Fundamental group of a wedge sum is a free product of fundamental groups. Hence, $\pi_1$ maps a coproduct of topological spaces with base points to a coproduct of groups.
Since disjoint union(coproduct of topological spaces) is somewhat more free than wedge sum(coproduct of topological spaces with base points), I'm curious what would the fundamental group of disjoint union be. I cannot think of a somewhat product of groups that is more free than the free product.
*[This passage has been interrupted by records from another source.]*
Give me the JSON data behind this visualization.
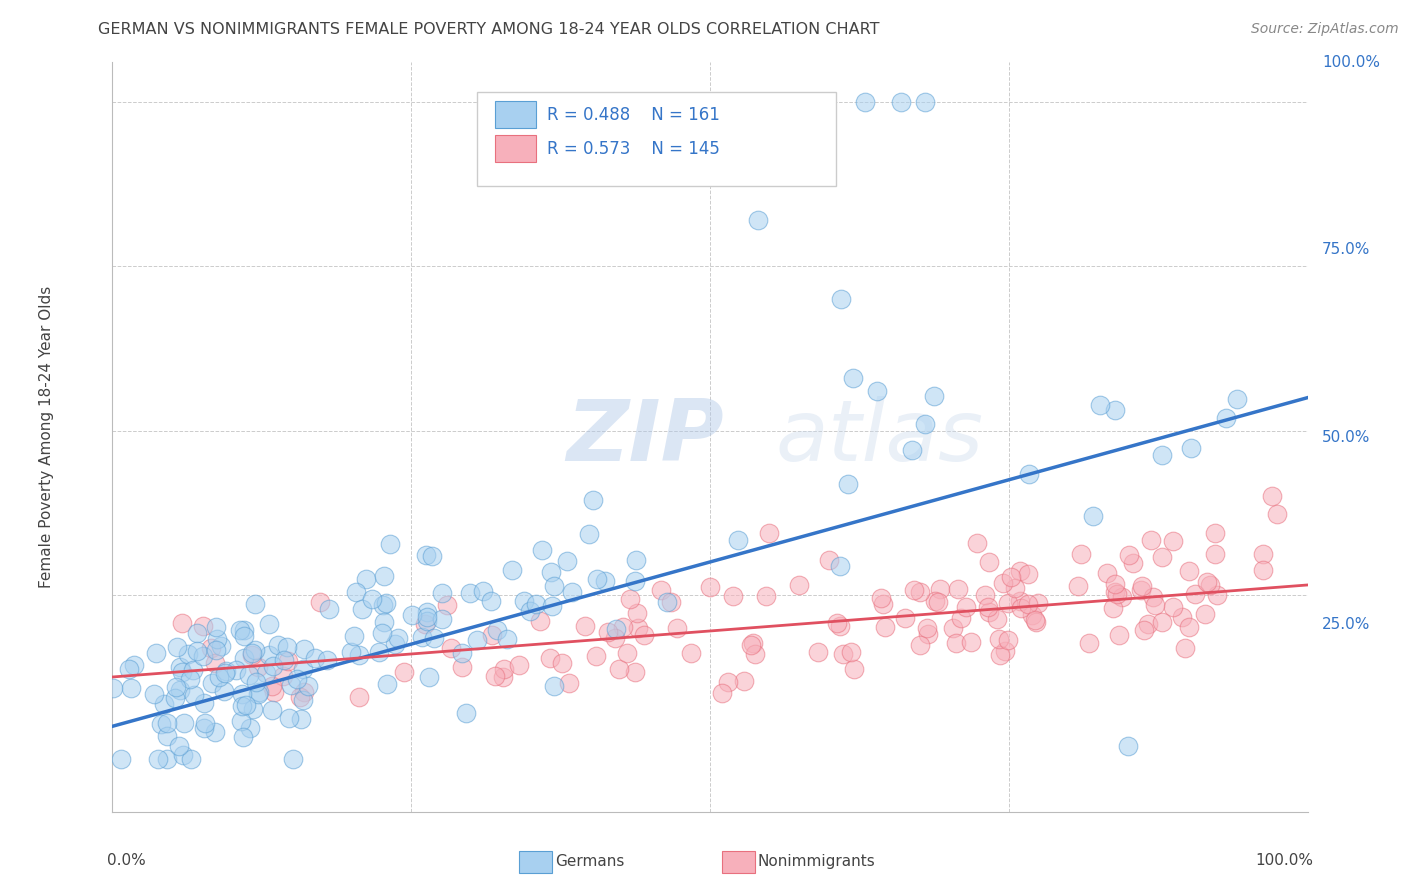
{
  "title": "GERMAN VS NONIMMIGRANTS FEMALE POVERTY AMONG 18-24 YEAR OLDS CORRELATION CHART",
  "source": "Source: ZipAtlas.com",
  "ylabel": "Female Poverty Among 18-24 Year Olds",
  "watermark_zip": "ZIP",
  "watermark_atlas": "atlas",
  "german_R": 0.488,
  "german_N": 161,
  "nonimmigrant_R": 0.573,
  "nonimmigrant_N": 145,
  "german_color": "#a8d0f0",
  "nonimmigrant_color": "#f7b0bb",
  "german_edge_color": "#5a9fd4",
  "nonimmigrant_edge_color": "#e8707e",
  "german_line_color": "#3575c8",
  "nonimmigrant_line_color": "#e05060",
  "background_color": "#ffffff",
  "grid_color": "#cccccc",
  "title_color": "#444444",
  "axis_label_color": "#3575c8",
  "legend_text_color": "#3575c8",
  "source_color": "#888888"
}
To be concrete, let $X_i$ be a family of topological spaces. What is $\pi_1(\coprod X_i)$? Can it be expressed by $\pi_1(X_i)$'s?
Best Answer
As mentioned in the comments, there is no such thing as the fundamental group of a space. What there is is the fundamental group of a space $X$ at a basepoint $x$, which is "unique up to isomorphism" if $X$ is path-connected. But a nontrivial disjoint union of spaces is never path-connected, so you really need to pick a basepoint. If you pick a basepoint $x \in X_i$, the fundamental group will just be $\pi_1(X_i, x)$.
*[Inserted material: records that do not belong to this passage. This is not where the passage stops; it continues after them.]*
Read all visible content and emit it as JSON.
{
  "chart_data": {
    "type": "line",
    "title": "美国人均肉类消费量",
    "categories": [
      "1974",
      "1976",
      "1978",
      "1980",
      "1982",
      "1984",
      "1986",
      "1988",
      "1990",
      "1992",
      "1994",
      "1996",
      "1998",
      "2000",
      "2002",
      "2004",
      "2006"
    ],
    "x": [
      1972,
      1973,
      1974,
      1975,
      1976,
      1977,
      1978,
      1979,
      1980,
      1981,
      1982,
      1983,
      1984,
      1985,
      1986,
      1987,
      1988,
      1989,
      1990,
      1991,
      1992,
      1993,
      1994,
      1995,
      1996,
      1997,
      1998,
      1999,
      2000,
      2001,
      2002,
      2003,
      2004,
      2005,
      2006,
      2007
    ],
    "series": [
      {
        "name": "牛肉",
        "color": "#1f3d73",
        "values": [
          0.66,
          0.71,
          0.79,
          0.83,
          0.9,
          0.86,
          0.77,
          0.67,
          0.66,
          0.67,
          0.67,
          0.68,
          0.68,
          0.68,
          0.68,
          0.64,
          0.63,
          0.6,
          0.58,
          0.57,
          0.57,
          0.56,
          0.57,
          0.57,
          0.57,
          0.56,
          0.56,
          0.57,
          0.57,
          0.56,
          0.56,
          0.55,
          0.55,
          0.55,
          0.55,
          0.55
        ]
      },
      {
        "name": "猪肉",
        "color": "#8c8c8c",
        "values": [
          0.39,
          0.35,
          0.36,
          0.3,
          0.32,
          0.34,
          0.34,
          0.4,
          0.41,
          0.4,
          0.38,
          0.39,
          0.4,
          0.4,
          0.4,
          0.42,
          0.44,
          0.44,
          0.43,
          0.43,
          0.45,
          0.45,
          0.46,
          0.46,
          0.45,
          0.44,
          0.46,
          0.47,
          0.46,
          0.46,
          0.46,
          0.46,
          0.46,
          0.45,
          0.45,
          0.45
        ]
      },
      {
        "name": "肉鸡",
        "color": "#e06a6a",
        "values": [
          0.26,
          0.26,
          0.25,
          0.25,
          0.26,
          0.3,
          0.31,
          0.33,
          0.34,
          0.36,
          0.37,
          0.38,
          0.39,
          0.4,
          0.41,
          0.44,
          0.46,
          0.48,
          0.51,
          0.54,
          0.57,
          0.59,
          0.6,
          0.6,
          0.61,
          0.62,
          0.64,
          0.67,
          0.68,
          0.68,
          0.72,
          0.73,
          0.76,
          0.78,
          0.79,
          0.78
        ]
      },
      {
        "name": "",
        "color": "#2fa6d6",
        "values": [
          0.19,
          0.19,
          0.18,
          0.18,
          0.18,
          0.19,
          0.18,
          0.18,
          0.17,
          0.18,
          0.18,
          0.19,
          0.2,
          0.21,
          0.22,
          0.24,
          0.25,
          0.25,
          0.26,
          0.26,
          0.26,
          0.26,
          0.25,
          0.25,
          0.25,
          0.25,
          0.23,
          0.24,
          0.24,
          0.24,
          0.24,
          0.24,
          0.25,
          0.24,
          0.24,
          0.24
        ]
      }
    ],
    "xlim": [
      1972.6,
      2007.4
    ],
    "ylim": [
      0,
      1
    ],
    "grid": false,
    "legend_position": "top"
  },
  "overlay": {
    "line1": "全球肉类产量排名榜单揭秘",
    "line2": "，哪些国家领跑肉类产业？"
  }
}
This is a simple example of what fundamental groupoids can do for you. Unlike the fundamental group, the fundamental groupoid does not require a choice of basepoint. The fundamental groupoid of a disjoint union is just the disjoint union of fundamental groupoids.
This fussing with basepoints may seem like pedantry but it becomes quite important once you want to discuss any extra structure. For example, suppose a group $G$ acts on $X$. Does it act on "the" fundamental group? The answer is not necessarily, not even after choosing a basepoint, because $G$ may not preserve any point of $X$! But $G$ always acts on the fundamental groupoid.